Frye contends, to quote from his ad, that "We are ticket brokers, not 'scalpers'." He claimed he's doing it all for "the ordinary person" and that he isn't making any money on it, after deducting phone bills, ad costs and other expenses.

He declared that if he ever sells "Phantom" tickets for more than $99, "they can come and shoot me."

Other ticket brokers have called him since his ad ran, trying to buy tickets from him for resale at higher prices, he said. Though they don't reveal their identity, he said he could detect them--because they "sound like New York used car salesmen."

Among those who plan to be in the audience on New Year's Eve to welcome Crawford back are Dean Willard and his daughter, Emily. It was Willard who paid the top bid of $27,500 for a pair of Crawford's house seats last April (the money went to charity) at what was billed as Crawford's final performance, as a present for his daughter.
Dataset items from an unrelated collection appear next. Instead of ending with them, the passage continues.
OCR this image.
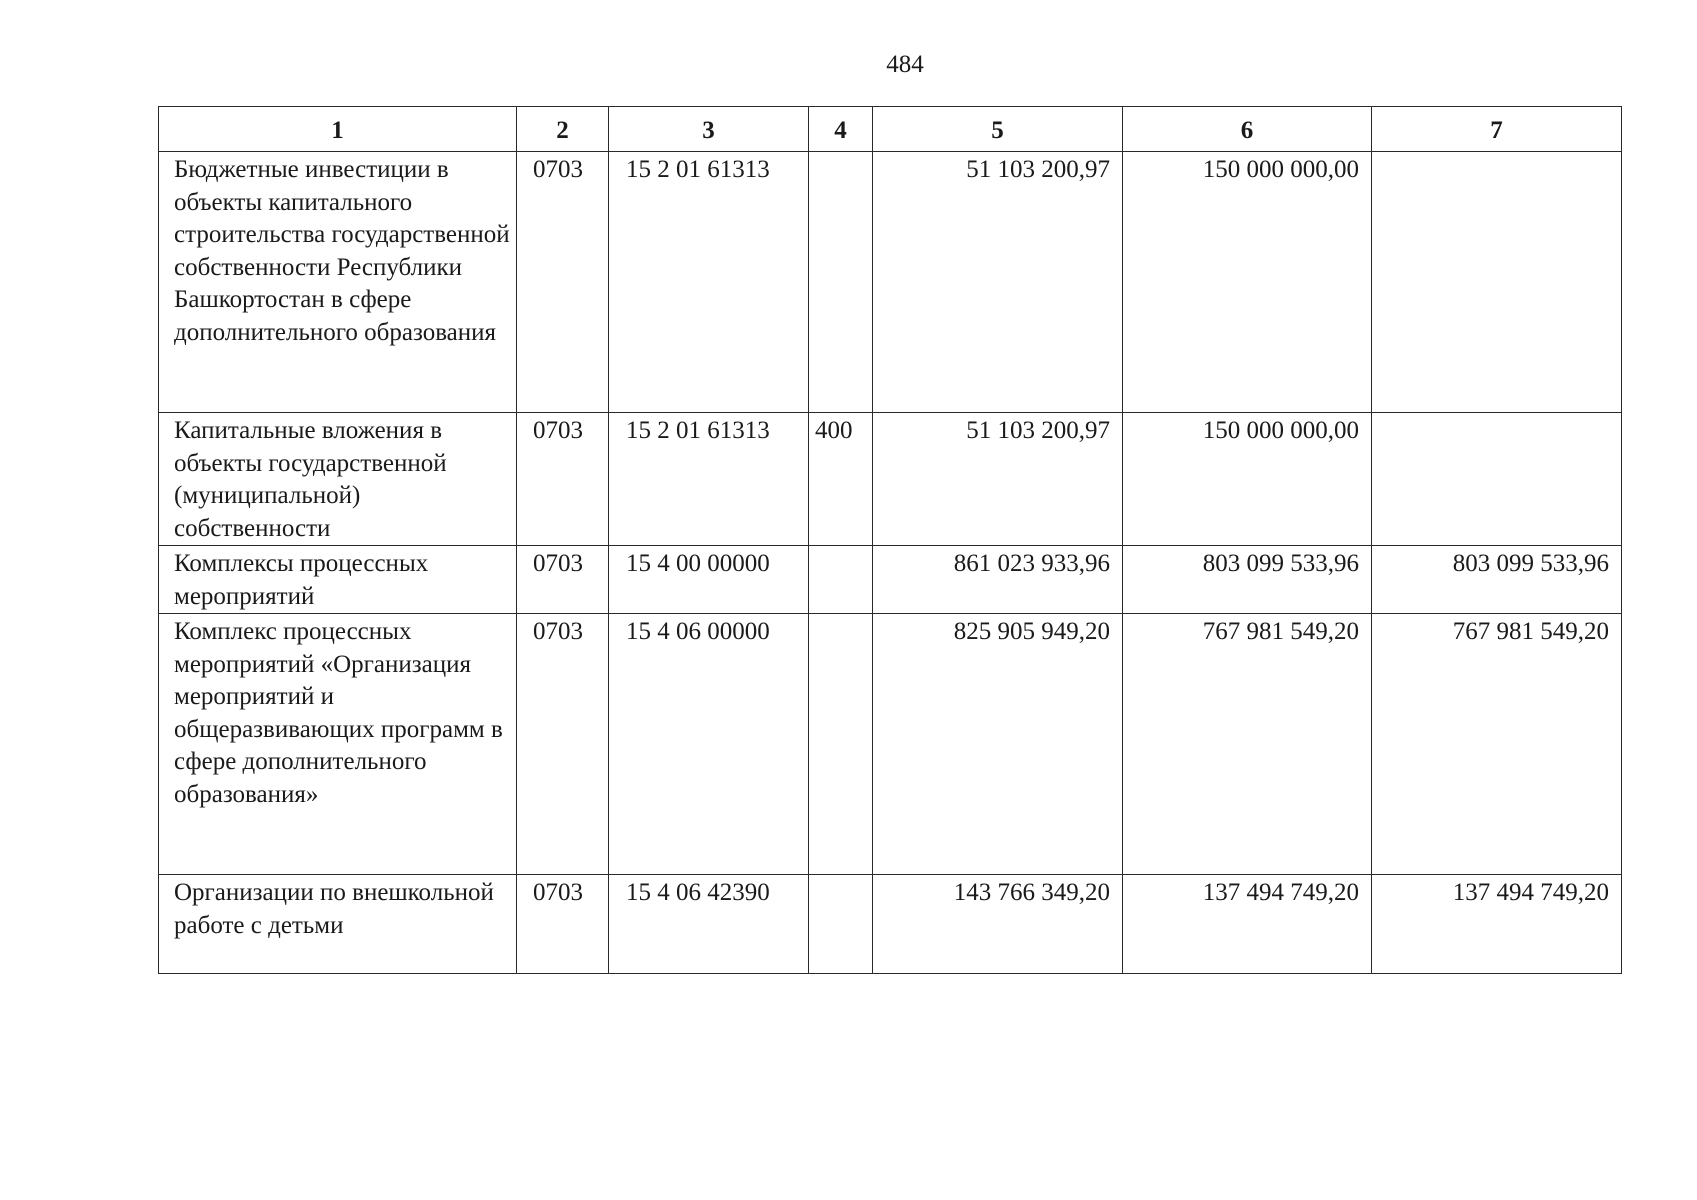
484
1	2	3	4	5	6	7
Бюджетные инвестиции в объекты капитального строительства государственной собственности Республики Башкортостан в сфере дополнительного образования	0703	15 2 01 61313		51 103 200,97	150 000 000,00	
Капитальные вложения в объекты государственной (муниципальной) собственности	0703	15 2 01 61313	400	51 103 200,97	150 000 000,00	
Комплексы процессных мероприятий	0703	15 4 00 00000		861 023 933,96	803 099 533,96	803 099 533,96
Комплекс процессных мероприятий «Организация мероприятий и общеразвивающих программ в сфере дополнительного образования»	0703	15 4 06 00000		825 905 949,20	767 981 549,20	767 981 549,20
Организации по внешкольной работе с детьми	0703	15 4 06 42390		143 766 349,20	137 494 749,20	137 494 749,20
"She's enthusiastic and we're all pleased," said Willard. He doesn't resent the fact that the performance last April wasn't so final after all, he added. In fact, he paid $1,100 for four Dec. 31 tickets.
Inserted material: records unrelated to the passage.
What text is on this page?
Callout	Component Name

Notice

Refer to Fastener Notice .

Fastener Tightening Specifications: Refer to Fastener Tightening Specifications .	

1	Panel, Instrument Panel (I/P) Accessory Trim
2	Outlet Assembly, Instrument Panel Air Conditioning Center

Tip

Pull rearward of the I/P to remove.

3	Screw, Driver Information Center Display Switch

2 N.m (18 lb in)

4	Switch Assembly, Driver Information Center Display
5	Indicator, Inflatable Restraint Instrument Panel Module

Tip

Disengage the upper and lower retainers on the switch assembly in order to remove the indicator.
His daughter, who has seen "Phantom" 38 times, agreed that the news of Crawford's return was "wonderful."

In other "Phantom" news, an Actors' Equity official confirmed that the union waived two rules to allow Crawford's return. One prohibits actors from being replaced by non-resident aliens (Crawford is British), and another requires a year to pass before a foreign star can return to a role.

The waiver was linked to an agreement by the "Phantom" producers to meet to explore ways to increase the employment of minority actors in "Phantom," said Equity business representative Ralph Braun. However, a spokeswoman for the "Phantom" producers denied the linkage. Such a meeting will take place, she said, but it's "part of an overall industry effort" to examine minority casting. "These are two separate issues."

Another Equity official noted that waiving the rules for Crawford protects other Equity jobs, because "Crawford's tremendous draw" helps extend the run of the show.

'VORTEX' CAST: Stephanie Beacham and Rupert Everett will star in Noel Coward's "The Vortex," at the Doolittle Theatre, Jan. 17-March 31.